Is it really too much to ask...

... that government employees, intrusted with state secrets, NOT LEAK THOSE SECRETS? Or that journalists, be they blogger or Columbia graduate, NOT REPORT THEM?

Glenn rounds up some thoughts, mostly assigning blame. Which, I think deftly summorizes the unanswerable surrounding Wilson / Plame / Rove / Cheney / CIA / White House / Fitzgerald / Novak / Miller / former Nigerian officials / Italian intel / British intel / French intel / NYT / Time / Washington Post / countless bloggers / countless Senators/ and countless Congressmen who have devoted countless man-hours to this so-called controversy.

I'm sorry, but things have spiraled WAY out of control. I've been a government employee with access to secrets, and somehow managed to to restrain myself from dialing Robert Novak's cell phone. And I've been a blogger for one year exactly, as of today, and again, somehow managed not to spill any beans.

DC is a crazy place, I'm assured. The normal rules supposedly don't apply. My only question is: Why the hell not?

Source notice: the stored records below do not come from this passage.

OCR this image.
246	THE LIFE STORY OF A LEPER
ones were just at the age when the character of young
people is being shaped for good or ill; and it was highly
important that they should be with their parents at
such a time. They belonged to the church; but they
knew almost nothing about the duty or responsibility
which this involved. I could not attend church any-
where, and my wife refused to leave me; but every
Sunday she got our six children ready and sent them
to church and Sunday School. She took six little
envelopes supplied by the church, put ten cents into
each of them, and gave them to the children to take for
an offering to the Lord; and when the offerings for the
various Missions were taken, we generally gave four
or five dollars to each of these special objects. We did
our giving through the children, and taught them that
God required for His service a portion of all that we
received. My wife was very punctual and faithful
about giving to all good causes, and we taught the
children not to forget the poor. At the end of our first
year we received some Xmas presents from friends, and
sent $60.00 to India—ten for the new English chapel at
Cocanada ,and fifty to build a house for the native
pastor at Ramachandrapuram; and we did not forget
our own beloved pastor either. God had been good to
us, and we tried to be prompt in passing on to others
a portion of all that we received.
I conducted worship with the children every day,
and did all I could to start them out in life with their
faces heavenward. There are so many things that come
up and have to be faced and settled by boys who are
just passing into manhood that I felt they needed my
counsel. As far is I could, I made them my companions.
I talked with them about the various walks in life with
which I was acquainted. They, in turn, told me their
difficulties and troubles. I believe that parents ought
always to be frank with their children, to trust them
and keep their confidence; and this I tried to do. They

Is it really too much to ask that officials keep their mouths closed concerning state secrets and reporters not repeat rumors? Seriously. I'm asking.

This will mark my very first post on the Plame/Libby affair (though I HAVE been following the twists and turns of this labyrinthine story closely) and the first of no more than two that I plan to write. The only way anyone could possibly convince me to devote more than two posts to this debacle is... is... frankly I don't see it happening. Expect my next posting on this subject to be a disgusted handwashing of all interest.

Update: Victor Davis Hanson ponders the consequences of political infighting during a time of war.

Some of this acrimony is understandable, but such in-fighting is still secondary to defeating enemies who have pledged to destroy Western liberal society. At some point this Western cannibalism becomes not so much counterproductive as serving the purposes of those who wish America to call off its struggle against radical Islam.


The atmosphere of our political discourse has been clouded by having all the wrong arguments. Scooter who?